The architecture of a system discussed in the last two days was of course complex. This symposium could therefore merely assess risks, take stock of the situation and define possible options in response to the risks. Regarding the contributions of representatives of industry, the whole problem could be reduced to the question of whether there was a possibility of preventing a ballistic missile threat by means of a global protection system, hence a new security architecture, in which Europe could play an autonomous role. Would this be possible in the framework of WEU member countries and also in a wider context to give the international community of states the wherewithal to repulse any sort of blackmail in whatever area of the world? It was known from events in former Yugoslavia how difficult it was within the United Nations, NATO, WEU and other organisations to reach decisions or even to take action in order to end atrocities. With the end of the bipolar world we had to come to grips with different kinds of threat arising from national disputes, ethnic conflicts and terrorist activities - even state terrorism. The choice was not between measures of non-proliferation and arms control, on the one hand, and active protection or active defence against a threat on the other; no, the aim of the symposium was to make a contribution in a broader framework which of course was not conceivable without political measures and treaty systems to preclude the risks. The question had to be asked, however: what could be done if someone failed to observe the treaties even after signing them? In these cases, which were based on real experience and not theoretical considerations, one had to have the ability to repulse a threat, and this would be possible only by reaching decisions on technical and military options.
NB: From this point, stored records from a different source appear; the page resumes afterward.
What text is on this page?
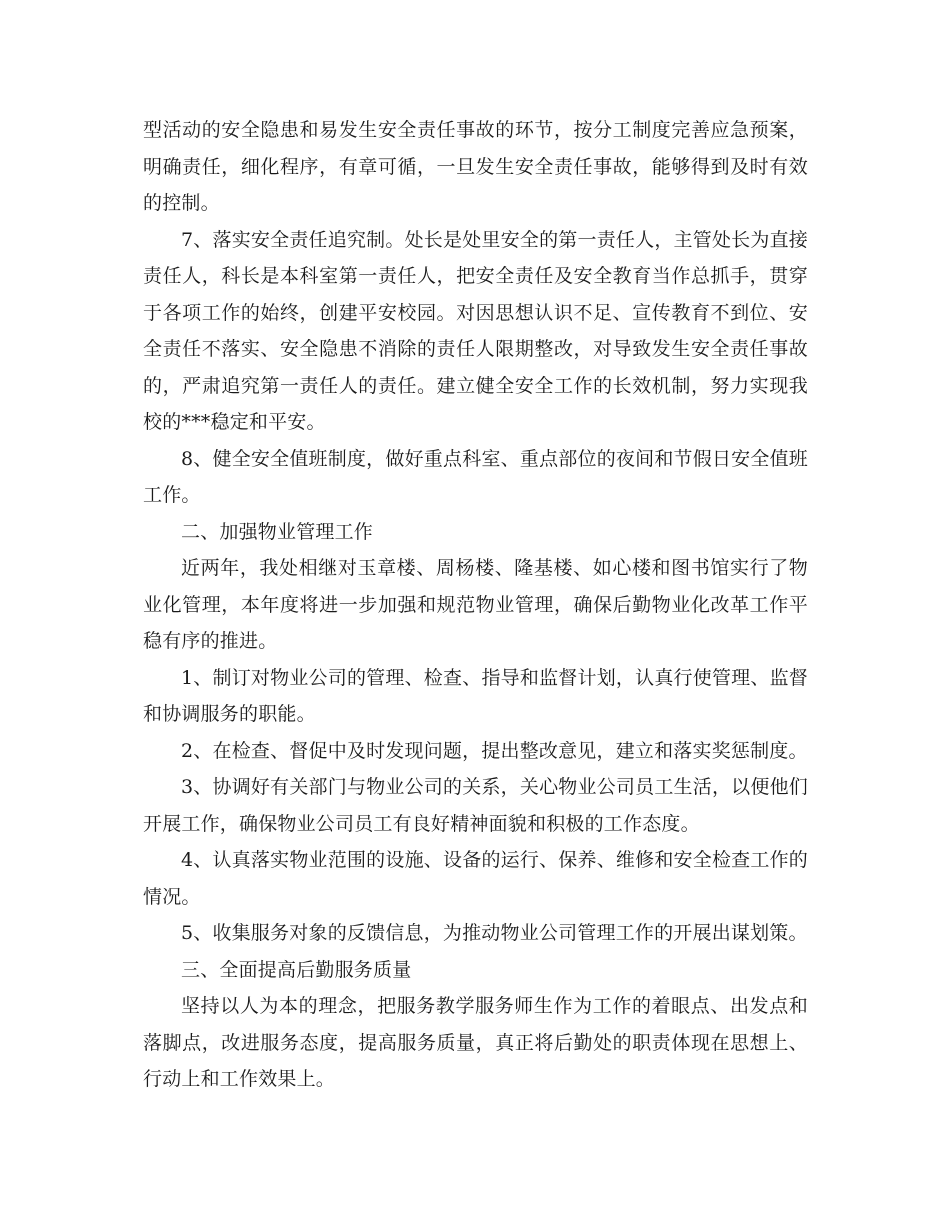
型活动的安全隐患和易发生安全责任事故的环节，按分工制度完善应急预案，明确责任，细化程序，有章可循，一旦发生安全责任事故，能够得到及时有效的控制。

7、落实安全责任追究制。处长是处里安全的第一责任人，主管处长为直接责任人，科长是本科室第一责任人，把安全责任及安全教育当作总抓手，贯穿于各项工作的始终，创建平安校园。对因思想认识不足、宣传教育不到位、安全责任不落实、安全隐患不消除的责任人限期整改，对导致发生安全责任事故的，严肃追究第一责任人的责任。建立健全安全工作的长效机制，努力实现我校的***稳定和平安。

8、健全安全值班制度，做好重点科室、重点部位的夜间和节假日安全值班工作。

二、加强物业管理工作

近两年，我处相继对玉章楼、周杨楼、隆基楼、如心楼和图书馆实行了物业化管理，本年度将进一步加强和规范物业管理，确保后勤物业化改革工作平稳有序的推进。

1、制订对物业公司的管理、检查、指导和监督计划，认真行使管理、监督和协调服务的职能。

2、在检查、督促中及时发现问题，提出整改意见，建立和落实奖惩制度。

3、协调好有关部门与物业公司的关系，关心物业公司员工生活，以便他们开展工作，确保物业公司员工有良好精神面貌和积极的工作态度。

4、认真落实物业范围的设施、设备的运行、保养、维修和安全检查工作的情况。

5、收集服务对象的反馈信息，为推动物业公司管理工作的开展出谋划策。

三、全面提高后勤服务质量

坚持以人为本的理念，把服务教学服务师生作为工作的着眼点、出发点和落脚点，改进服务态度，提高服务质量，真正将后勤处的职责体现在思想上、行动上和工作效果上。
The process of European integration could not be separated from security questions which
today had to be placed in a global context. Even with the end of the cold war, the risks had not
diminished. One could imagine the horrible devastation had the V-2 rockets at the end of the
second world war been equipped with warheads capable of mass destruction. As a first
conclusion, one should recognise, as already concluded at a previous symposium organised by
the Technological and Aerospace Committee, the need to create a space-based monitoring and
early-warning system after which it would be possible to consider the option of an anti-ballistic
missile defence system. Experience during the Gulf war and at this symposium had shown that
high technology could offer certain options and answers in this matter. This, of course, was
not a political answer, but giving political answers was not the aim of the symposium. In the
framework of the WEU Assembly, it would be necessary to work out recommendations
regarding a protection system with due regard to European requirements and taking into account
the work already done by the United States. This might lead to a co-operative system, perhaps
drawing other countries into what might be a security partnership. First, however, there would
have to be risk assessment and risk description. In a second stage, WEU member countries
should define their security requirements, and pool the means at their disposal to find an
appropriate answer to the different risks. In doing this, it was obvious that Europe also had to
consider the American offer of participation in a global protection system. Technical options
could not replace political decisions. But a policy could function only if it had operational
leeway and for this it needed technical and military options. It was therefore necessary to come
to grips with reality.
(The sitting was closed at 4.40 p.m.)
(1). During the discussion, the Russian representative said his country was not in favour of revising the ABM treaties.